Social media presence contributes to your overall online footprint, which AI models use when building responses. However, for law firms, the most impactful GEO signals come from your website content, legal directory listings, Google Business Profile, and coverage in authoritative publications. A LinkedIn presence is worthwhile for professional credibility, and being mentioned on Reddit or legal forums can influence Perplexity citations specifically. But investing in comprehensive website content and directory consistency will deliver far more GEO value than social media activity alone.
12 Question

Can AI search tools give wrong information about my firm?

Yes — and this is a known issue. Research shows that over 60% of AI search citations contain some form of inaccuracy, from minor misattributions to entirely fabricated details. AI tools may cite incorrect practice areas, outdated contact information, or make claims your firm hasn't made. The best defence is proactive: ensure your correct information is consistent across as many authoritative sources as possible. This gives AI models more accurate data to draw from. Monitor AI mentions regularly and, where platforms allow corrections (like Google's AI Overviews feedback), report inaccuracies.
13 Question

What content format works best for AI citation?

AI models prefer content that is clearly structured with descriptive headings, provides direct answers to specific questions, uses factual and verifiable statements, and includes supporting data or examples. The ideal format is the 'inverted pyramid': a concise 40-60 word answer immediately after the heading, followed by detailed supporting content. Lists, tables, and step-by-step guides are also highly citable because they give AI models discrete, extractable pieces of information. Vague marketing language — 'we offer world-class legal services' — is never cited by AI because it contains no useful information.
14 Question

How long does it take to see results from GEO?
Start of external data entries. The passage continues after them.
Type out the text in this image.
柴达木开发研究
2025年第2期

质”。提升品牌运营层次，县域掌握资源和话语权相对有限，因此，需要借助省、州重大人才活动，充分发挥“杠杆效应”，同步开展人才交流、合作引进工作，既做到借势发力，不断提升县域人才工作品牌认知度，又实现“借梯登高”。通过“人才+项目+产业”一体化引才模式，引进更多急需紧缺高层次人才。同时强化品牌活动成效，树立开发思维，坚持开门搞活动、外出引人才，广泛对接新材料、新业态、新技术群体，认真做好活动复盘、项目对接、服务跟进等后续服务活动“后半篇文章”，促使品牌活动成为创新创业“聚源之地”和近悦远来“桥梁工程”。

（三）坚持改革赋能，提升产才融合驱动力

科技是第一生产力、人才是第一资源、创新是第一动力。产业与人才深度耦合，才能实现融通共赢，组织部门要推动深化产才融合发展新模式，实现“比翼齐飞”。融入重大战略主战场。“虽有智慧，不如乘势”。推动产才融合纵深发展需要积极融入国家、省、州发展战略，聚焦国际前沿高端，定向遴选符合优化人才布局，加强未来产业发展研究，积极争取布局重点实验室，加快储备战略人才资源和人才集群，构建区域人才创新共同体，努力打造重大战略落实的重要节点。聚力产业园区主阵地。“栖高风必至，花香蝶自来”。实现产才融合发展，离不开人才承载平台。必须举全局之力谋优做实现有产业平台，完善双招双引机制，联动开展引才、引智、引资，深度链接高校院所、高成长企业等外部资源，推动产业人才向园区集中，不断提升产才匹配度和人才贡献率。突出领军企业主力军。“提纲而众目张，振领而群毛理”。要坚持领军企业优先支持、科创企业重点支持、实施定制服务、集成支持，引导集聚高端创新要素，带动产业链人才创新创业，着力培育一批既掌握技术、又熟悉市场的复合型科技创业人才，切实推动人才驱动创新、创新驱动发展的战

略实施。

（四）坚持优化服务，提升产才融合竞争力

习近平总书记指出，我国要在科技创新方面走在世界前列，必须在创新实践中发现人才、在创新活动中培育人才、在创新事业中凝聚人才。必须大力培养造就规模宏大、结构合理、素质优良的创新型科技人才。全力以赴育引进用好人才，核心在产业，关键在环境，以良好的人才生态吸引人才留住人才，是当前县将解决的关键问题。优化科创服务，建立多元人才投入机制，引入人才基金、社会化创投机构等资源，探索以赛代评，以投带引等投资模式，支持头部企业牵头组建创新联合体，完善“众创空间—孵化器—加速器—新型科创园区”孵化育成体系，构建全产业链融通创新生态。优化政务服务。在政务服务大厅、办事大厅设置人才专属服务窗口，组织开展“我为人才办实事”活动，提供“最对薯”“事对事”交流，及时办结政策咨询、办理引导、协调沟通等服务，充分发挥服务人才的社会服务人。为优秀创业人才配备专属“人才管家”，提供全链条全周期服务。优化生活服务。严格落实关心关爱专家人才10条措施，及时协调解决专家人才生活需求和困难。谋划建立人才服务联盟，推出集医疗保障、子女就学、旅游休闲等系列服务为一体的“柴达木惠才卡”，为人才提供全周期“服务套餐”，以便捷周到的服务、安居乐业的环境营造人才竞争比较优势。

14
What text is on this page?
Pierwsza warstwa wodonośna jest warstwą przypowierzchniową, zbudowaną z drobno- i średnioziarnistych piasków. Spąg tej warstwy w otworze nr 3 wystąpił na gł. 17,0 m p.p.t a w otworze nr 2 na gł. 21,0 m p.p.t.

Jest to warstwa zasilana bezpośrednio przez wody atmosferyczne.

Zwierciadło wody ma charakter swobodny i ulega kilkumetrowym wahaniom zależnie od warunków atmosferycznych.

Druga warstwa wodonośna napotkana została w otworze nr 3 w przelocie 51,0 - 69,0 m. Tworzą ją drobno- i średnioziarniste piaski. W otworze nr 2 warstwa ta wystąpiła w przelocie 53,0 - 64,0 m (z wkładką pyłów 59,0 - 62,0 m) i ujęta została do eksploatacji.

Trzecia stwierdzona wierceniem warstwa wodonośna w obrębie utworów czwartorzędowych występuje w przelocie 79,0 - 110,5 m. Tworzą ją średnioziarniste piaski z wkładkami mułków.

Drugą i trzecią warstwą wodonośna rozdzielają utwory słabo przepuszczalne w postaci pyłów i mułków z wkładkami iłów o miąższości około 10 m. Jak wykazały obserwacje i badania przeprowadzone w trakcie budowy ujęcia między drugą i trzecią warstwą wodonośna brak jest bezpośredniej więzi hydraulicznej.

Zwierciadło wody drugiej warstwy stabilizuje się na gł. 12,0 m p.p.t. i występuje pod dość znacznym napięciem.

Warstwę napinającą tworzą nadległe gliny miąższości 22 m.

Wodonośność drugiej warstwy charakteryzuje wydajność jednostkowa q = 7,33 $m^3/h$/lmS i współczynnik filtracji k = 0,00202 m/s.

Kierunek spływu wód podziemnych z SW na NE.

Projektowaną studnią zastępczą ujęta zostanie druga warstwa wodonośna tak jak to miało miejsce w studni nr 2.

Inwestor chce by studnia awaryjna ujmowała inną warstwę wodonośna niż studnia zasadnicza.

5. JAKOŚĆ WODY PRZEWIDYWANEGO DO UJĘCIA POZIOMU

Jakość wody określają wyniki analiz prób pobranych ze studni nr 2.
GEO results follow a different timeline than SEO. Schema markup and entity consistency improvements can influence AI citations within weeks, as AI platforms with real-time web access (Perplexity, ChatGPT with browsing) pick up changes relatively quickly. Improving your overall authority — through content depth, backlinks, and media coverage — takes the same 6-12 months it does for SEO. The platforms that rely on training data (rather than live search) may take longer to reflect changes. A reasonable expectation: initial improvements in 1-3 months, with compounding results over 6-12 months.
15 Question

Should I create content specifically for AI search or focus on Google?

Both — and the good news is they're largely the same thing. Content that ranks well in Google is the content that AI models cite most frequently. The overlap is significant: authoritative, well-structured, expert content wins in both contexts. The marginal GEO-specific work involves adding schema markup, ensuring entity consistency, formatting answers for extraction, and maintaining presence across the directories and publications that AI models reference most heavily. Think of GEO as an additional 10-15% layer on top of a solid SEO foundation — not a separate discipline.
16 Question

What is Perplexity and should my law firm care about it?

Perplexity is an AI-powered search engine with over 45 million monthly active users that provides answer-style responses with cited sources — every response includes numbered references linking to specific webpages. For law firms, Perplexity is significant because it cites approximately 2.76 times more sources per response than ChatGPT, creating more opportunities for your firm to be referenced. UK usage has grown over 100% year-on-year. If your website contains comprehensive, well-structured content about your practice areas, Perplexity's real-time web search is likely to find and cite it.